A new building in the inclusionary program may be awarded a 33 percent density bonus if it includes affordable housing. But if you consider that most of the “bonus” floor area must consist of money-losing affordable apartments, the amount of market-rate space is increased by only five percent. In smaller developments, developers almost never find the tiny increase worth the hassle.
(A common misperception is that the inclusionary housing program requires that 20 percent of a building’s floor area be affordable. In fact, it allows 1.25 square feet of additional total floor area for every 1 square foot of below-market space.)
For example, portions of Myrtle Avenue in Bed-Stuy are designated inclusionary housing areas.
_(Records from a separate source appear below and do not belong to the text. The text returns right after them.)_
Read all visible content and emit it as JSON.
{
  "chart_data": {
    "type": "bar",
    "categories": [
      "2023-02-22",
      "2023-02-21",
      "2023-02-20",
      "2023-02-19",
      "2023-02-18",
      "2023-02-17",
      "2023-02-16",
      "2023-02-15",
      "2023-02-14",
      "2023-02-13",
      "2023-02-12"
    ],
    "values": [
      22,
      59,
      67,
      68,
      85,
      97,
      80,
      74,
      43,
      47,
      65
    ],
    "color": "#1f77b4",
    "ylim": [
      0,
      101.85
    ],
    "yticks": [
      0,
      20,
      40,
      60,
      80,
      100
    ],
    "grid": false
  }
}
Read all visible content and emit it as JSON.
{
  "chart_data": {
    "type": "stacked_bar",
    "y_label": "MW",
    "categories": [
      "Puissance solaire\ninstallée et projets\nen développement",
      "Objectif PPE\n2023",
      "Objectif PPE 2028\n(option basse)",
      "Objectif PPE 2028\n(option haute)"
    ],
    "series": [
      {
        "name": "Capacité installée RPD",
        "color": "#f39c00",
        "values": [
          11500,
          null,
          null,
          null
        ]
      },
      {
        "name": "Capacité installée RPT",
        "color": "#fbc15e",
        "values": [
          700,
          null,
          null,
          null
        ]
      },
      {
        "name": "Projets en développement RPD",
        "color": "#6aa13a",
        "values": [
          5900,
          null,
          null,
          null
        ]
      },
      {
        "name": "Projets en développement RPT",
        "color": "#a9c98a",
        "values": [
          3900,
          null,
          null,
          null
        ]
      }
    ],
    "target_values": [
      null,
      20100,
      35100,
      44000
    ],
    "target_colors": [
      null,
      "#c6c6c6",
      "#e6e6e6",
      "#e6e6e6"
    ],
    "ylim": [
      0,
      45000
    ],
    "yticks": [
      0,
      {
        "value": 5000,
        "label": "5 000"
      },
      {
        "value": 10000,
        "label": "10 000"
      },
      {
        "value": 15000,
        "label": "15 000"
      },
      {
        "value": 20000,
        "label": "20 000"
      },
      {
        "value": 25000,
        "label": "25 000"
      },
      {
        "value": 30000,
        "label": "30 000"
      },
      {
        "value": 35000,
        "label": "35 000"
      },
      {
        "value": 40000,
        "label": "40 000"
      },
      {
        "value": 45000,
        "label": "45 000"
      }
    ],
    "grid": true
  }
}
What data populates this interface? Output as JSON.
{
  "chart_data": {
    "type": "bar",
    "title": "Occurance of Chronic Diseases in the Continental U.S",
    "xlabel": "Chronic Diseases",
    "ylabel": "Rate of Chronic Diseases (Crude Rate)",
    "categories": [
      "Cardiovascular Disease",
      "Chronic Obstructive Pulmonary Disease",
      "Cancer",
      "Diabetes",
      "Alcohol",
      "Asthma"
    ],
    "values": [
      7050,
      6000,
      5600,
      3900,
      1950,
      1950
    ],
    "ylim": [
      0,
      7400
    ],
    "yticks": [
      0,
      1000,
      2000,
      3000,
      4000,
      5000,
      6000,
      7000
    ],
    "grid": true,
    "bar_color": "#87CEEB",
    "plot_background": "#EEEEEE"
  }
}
On a hypothetical 1,000 square foot lot, a developer may build 4,200 square feet of residential space.
With the inclusionary housing bonus, that developer may build an additional 1,400 square feet of floor area. But most of that additional square footage – 1,120 square feet – must be made up of affordable apartments, and the developer is actually only awarded 280 additional square feet of market rate floor area. This is a small increase from a developer’s perspective.
If you’re feeling confused, you’re not alone. Developers find the program to be confusing and time-consuming, which may be another reason many choose not to use it.
Though the amount of bonus is relatively small, there are some instances in which it is very valuable. The added density usually results in a taller building, and floors at the top floors command higher rents. Again, the value of the density bonus is greater in zones that allow denser, taller buildings.
And when you consider that many developers already include affordable apartments in order to get 421-a tax breaks, the inclusionary housing program can be the icing on the cake. But when developers “double dip”, the city doesn’t necessarily get any more affordable units than it would have without the inclusionary housing program.
Mayor de Blasio has made the inclusionary housing program a central component of its affordable housing strategy. From the city’s standpoint, inclusionary housing is very attractive because it costs the city nothing. But as the program currently stands, it does not seem likely to generate a substantial number of affordable units on top of what would already be created with 421-a.